Le classement Doing Business 2015 refléte la facilité de faire des affaires dans un pays

Plus 16 ou moins 3 ? Le classement Doing Business 2015 de la Banque mondiale reflétant la facilité à faire des affaires, publié le 29 octobre classe le Maroc à la 71e place sur 189 pays. Le précédent classement, celui de 2014, publié fin 2013 plaçait le Maroc à la 87e place. 16 places de mieux pour le royaume en apparence ? Rien n'est moins sûr.

les critères ont changé

En effet, les critères retenus par les équipes de la Banque mondiale pour établir ce classement de référence ont changé. Par conséquent le résultat aussi. Selon les critères en vigueur jusqu'au classement Doing Business 2014 (publié fin 2013) sur la protection des investisseurs, la facilité de créer une entreprise, le commerce transfrontalier ou l’octroi d’un permis de construire, le Maroc a bien grimpé de 16 places (voir le rapport complet sur le Maroc ci-dessous).

Mais voilà, le nouveau classement Doing Business 2015, se base sur une nouvelle méthode, à savoir dans le jargon de la Banque mondiale la “distance par rapport aux frontières“.

Cette "distance de la frontière" situe une économie par rapport à la meilleure performance réalisée parmi 189 pays. Elle devient donc la nouvelle référence (frontière) dans le classement Doing Business 2015.

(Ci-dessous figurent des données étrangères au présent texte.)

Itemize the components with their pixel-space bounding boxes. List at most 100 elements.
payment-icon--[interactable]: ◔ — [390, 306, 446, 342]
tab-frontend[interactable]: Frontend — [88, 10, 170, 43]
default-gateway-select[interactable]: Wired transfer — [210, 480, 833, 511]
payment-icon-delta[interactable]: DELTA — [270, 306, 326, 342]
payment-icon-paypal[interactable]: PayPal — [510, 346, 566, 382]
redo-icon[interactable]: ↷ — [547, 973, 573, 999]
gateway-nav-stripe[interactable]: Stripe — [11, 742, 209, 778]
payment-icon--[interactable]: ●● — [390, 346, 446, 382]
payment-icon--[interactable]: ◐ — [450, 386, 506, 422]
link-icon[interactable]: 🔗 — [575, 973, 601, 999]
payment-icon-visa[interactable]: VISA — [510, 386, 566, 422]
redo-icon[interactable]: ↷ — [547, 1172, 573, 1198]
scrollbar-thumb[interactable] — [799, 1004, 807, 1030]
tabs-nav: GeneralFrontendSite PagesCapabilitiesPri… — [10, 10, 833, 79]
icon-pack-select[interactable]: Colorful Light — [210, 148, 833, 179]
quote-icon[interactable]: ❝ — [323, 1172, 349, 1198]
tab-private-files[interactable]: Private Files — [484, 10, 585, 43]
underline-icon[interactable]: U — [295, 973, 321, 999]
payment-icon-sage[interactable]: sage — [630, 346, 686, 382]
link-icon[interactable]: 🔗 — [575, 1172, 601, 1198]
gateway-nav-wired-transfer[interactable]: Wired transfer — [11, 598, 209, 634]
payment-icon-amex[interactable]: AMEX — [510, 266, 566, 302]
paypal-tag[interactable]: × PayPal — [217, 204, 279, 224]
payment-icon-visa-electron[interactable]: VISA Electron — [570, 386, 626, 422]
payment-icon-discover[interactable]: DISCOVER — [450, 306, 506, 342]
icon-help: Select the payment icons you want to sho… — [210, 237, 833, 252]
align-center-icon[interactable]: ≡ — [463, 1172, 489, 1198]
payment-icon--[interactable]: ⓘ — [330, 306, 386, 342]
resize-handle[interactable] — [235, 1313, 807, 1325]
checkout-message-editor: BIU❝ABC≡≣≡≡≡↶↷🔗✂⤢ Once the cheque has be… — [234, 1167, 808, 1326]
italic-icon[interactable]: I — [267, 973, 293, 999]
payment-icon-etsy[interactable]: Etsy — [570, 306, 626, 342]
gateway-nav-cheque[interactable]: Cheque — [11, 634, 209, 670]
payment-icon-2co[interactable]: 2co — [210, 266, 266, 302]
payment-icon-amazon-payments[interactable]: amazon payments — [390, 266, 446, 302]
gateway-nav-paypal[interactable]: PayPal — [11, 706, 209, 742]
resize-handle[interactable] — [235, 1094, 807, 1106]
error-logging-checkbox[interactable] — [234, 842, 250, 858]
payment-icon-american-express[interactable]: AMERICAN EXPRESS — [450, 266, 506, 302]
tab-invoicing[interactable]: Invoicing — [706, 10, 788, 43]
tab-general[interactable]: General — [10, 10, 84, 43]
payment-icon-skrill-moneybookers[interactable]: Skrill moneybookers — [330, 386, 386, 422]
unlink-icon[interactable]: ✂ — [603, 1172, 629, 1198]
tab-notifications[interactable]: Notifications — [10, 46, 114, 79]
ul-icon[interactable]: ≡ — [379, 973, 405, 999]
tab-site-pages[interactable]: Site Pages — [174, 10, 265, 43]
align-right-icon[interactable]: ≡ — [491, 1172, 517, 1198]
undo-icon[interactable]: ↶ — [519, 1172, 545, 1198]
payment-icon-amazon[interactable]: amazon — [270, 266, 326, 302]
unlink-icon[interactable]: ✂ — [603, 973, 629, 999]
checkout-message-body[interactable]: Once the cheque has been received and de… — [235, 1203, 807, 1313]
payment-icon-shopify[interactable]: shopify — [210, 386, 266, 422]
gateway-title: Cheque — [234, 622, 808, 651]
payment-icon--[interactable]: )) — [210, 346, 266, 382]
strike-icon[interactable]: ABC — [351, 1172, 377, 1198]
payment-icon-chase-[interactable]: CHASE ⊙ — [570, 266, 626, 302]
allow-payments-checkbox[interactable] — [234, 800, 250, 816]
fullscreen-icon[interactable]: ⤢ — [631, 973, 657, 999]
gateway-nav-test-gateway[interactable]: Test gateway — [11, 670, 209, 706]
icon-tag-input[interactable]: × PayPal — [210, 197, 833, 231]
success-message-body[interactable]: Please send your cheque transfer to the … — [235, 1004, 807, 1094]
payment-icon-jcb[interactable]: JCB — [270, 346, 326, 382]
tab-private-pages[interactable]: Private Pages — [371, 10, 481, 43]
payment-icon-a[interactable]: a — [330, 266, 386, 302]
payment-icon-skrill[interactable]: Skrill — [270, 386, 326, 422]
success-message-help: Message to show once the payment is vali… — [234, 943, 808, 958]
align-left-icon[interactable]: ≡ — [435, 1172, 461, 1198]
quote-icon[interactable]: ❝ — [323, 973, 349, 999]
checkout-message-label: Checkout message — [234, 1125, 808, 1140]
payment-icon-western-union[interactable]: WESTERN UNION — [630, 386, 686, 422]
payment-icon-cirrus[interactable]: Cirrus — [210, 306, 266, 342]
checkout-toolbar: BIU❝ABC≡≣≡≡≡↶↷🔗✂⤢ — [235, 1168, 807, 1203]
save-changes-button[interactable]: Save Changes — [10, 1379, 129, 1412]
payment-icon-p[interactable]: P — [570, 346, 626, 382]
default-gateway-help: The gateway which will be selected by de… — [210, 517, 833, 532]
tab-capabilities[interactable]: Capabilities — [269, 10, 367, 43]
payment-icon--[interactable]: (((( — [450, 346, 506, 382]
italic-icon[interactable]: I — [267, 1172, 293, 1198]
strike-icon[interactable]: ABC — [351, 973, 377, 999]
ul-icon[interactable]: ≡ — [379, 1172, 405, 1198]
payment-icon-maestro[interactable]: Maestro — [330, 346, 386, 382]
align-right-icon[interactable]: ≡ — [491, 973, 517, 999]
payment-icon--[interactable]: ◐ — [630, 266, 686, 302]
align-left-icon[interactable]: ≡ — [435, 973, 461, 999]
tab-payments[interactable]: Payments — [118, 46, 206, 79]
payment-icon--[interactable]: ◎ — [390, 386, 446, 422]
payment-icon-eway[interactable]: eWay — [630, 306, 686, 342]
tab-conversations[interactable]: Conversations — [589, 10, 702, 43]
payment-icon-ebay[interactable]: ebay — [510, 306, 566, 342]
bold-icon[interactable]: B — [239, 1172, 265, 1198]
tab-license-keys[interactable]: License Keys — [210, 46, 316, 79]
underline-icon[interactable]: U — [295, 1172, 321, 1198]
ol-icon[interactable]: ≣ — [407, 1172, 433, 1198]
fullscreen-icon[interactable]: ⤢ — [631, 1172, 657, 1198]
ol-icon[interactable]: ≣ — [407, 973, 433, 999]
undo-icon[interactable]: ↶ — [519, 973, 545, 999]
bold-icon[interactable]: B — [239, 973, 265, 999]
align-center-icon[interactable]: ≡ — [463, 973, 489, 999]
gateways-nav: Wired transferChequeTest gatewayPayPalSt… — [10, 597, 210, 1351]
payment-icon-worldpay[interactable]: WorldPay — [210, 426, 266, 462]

Du coup, ce n'est plus un critère mesuré dans l'absolu à un moment donné qui compte mais le niveau atteint dans le temps par rapport aux meilleures pratiques mondiales, un benchmark dynamique donc.

le Maroc … recule de 3 places

Si l'on compare les pratiques qui facilitent les affaires par rapport aux meilleures pratiques mondiales, le Maroc recule de 3 places par rapport au classement recalculé publié à la fin de l'an dernier. A noter que ces derniers jours, cette situation a créé de la confusion dans les milieux politiques et économiques marocains, certains dont le chef du Gouvernement Abdelilah Benkirane se flattant des bons résultats du royaume cette année, sans faire état de la nouvelle méthodologie et du recul selon celle-ci.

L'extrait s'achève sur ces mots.